Keep in mind that all parts of the plant are poisonous, so you’ll want to keep them away from your pets and children
HOW TO CARE FOR THEM
Once you have planted your bulbs, just leave them to their own devices, as they’ll keep coming back year after year. Most important is to ensure that you give them some compost mulch in spring, and regular deep watering through the warmer seasons once the flowers have appeared until the end of the blooming season. Once they move into their dormant phase, hold off the watering as many varieties need a two month dry spell.
If however they have been watered, they may keep going and their foliage could be damaged by black frosts, especially in the colder regions of the country. Just cut this away once all danger of frost has passed.
As they’re dormant during cold winter months, this means they’re fairly hardy. Do keep in mind that the colourful hybrids are less hardy, so if you have a very cold garden, protect them with hessian or straw.

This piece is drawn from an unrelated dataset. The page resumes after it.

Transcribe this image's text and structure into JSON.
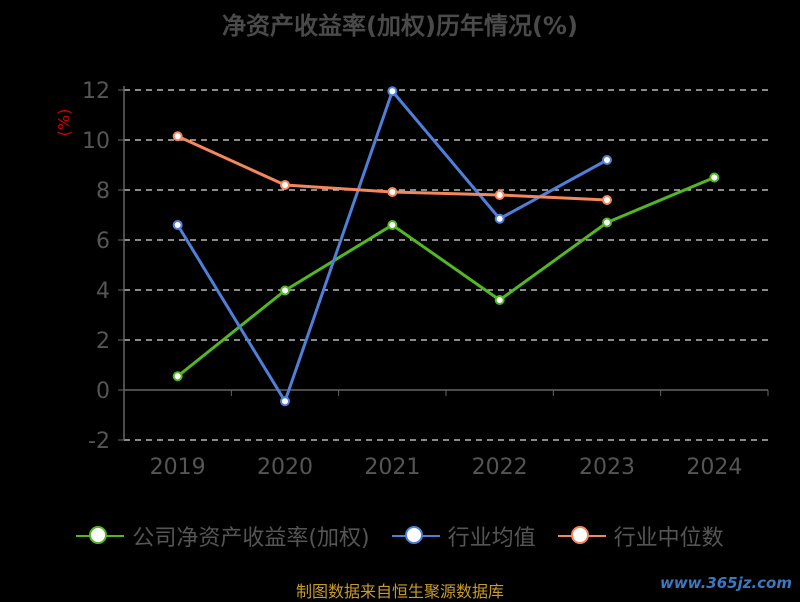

Tubers of the hybrids will remain true to their colour, but we’d suggest that you remove all dead flowers so that they don’t set seed, as any that germinate generally results in indistinct colours coming through.
Do take some time out to remove dead and decaying debris from around the plants as this serves as a food source for fungal pathogens and as a hiding place for pests.
When cutting flowers for the vase, don’t use a knife to cut them off the plant as water could get into the remaining stem and could lead to tuber rot. Get down to the base of the flower’s stem and pull it out. And do wear gloves to protect your hands from the sap.
PROBLEMS? NO PROBLEM!
If you don’t get any flowers coming up, the problem is probably too much nitrogen or is with the soil. Although they are happy in any rich, well-draining soil, they are most content in soil that has a pH of between 6.0 – 6.5. So if you’re soil is high on either side, you’ll need to amend the pH.
If the soil is within those limits, it may be a case of overwatering. The soil needs to be moist, not sodden. This could also lead to fungal infections of the plant.
Too much nitrogen in the fertiliser may also lead to browning on the edges of the leaves, as well as drooping stems and flowers.
And of course, if it isn’t getting enough light indoors or sunlight outdoors, you’ll need to move the plant – bearing in mind that any changes will still mean about four weeks before flowers may be produced.